The result should be:

Let's say we look at row x: in this row numpy array of df['target'] column should be rewritten so that at it's position (df['no']-1)[x] 0.0 value should be rewritten as df['intensity'][x] value,

e.g. if df['no'][0] = 2 and df['intensity'][0] = 0.027350 then df['target'][0] = [0.0, 0.027350, 0.0 ... ] If there's no such no value in this group intensity should stay 0.0

target column from example table above should look like this:

array([[0.0, 0.027350, 0.0, 0.074639, 0.056452, 0.0(at indexes 5-27)],[0.0, 0.011223, ...]])

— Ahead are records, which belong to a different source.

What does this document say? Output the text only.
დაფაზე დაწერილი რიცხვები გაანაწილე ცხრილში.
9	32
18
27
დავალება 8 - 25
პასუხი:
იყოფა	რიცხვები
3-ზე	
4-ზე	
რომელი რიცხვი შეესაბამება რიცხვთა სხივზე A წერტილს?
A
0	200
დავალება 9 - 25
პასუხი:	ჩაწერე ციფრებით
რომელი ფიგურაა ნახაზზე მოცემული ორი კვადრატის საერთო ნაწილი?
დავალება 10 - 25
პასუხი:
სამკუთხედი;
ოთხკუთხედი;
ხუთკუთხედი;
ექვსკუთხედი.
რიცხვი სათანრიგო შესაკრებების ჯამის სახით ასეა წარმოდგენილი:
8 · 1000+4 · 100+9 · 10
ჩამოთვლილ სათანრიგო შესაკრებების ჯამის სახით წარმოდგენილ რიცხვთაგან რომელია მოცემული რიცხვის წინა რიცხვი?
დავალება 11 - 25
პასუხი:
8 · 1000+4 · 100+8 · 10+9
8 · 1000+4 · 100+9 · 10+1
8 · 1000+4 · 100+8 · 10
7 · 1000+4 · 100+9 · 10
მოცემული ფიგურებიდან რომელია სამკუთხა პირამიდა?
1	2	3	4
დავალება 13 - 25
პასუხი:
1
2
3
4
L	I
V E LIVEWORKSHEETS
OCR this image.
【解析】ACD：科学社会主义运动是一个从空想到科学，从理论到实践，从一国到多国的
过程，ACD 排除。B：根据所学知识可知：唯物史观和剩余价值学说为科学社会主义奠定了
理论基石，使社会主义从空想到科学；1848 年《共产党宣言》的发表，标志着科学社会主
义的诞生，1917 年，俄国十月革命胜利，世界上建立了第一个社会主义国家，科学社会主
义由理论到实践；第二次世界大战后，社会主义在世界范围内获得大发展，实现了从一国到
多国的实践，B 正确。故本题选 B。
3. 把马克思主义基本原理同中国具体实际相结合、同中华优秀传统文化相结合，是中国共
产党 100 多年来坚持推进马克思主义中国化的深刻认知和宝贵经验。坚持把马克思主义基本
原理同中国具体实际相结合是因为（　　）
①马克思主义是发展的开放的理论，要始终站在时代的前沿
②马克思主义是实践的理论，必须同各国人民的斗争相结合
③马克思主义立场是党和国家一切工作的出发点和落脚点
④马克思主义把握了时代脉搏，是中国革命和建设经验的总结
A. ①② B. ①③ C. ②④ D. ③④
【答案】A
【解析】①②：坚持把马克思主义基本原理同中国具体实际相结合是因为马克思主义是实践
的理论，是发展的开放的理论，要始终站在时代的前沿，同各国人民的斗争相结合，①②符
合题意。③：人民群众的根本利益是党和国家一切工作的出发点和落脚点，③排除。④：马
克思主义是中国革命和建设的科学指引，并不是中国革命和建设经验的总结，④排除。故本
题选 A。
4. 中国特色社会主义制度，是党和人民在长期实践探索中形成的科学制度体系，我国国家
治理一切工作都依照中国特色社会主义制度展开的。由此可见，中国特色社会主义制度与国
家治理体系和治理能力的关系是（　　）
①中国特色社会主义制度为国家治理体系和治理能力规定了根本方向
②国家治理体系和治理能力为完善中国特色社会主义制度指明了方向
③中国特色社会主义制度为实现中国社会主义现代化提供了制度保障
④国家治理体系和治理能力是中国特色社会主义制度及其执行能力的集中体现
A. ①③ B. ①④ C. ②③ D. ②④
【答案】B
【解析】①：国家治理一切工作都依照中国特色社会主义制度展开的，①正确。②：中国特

I got this result using for loop

for i in df.index: 
    df['target'][i][(df['no'][i])-1] = df['intensity'][i]
    if i >= df.index.max():
        break
    if df['no'][i] < df['no'][i+1]:
        df['target'][i+1] = df['target'][i] + df['target'][i+1]
        df.drop(i, inplace=True)

It's too slow though, because I have millions of rows. Is there a way to use .apply() function or anything else to speed up the process?


Solution

  • You do not need an extra intensity column and modify row by row. You could do one operation for each group:

    df['group'] = (df['no'].shift(1) > df['no']).cumsum()
    def map_intensity(arr):
        new_arr = np.zeros(27)
        new_arr[arr['no'].values] = arr['intensity'].values
        return new_arr
    df.groupby('group').apply(map_intensity)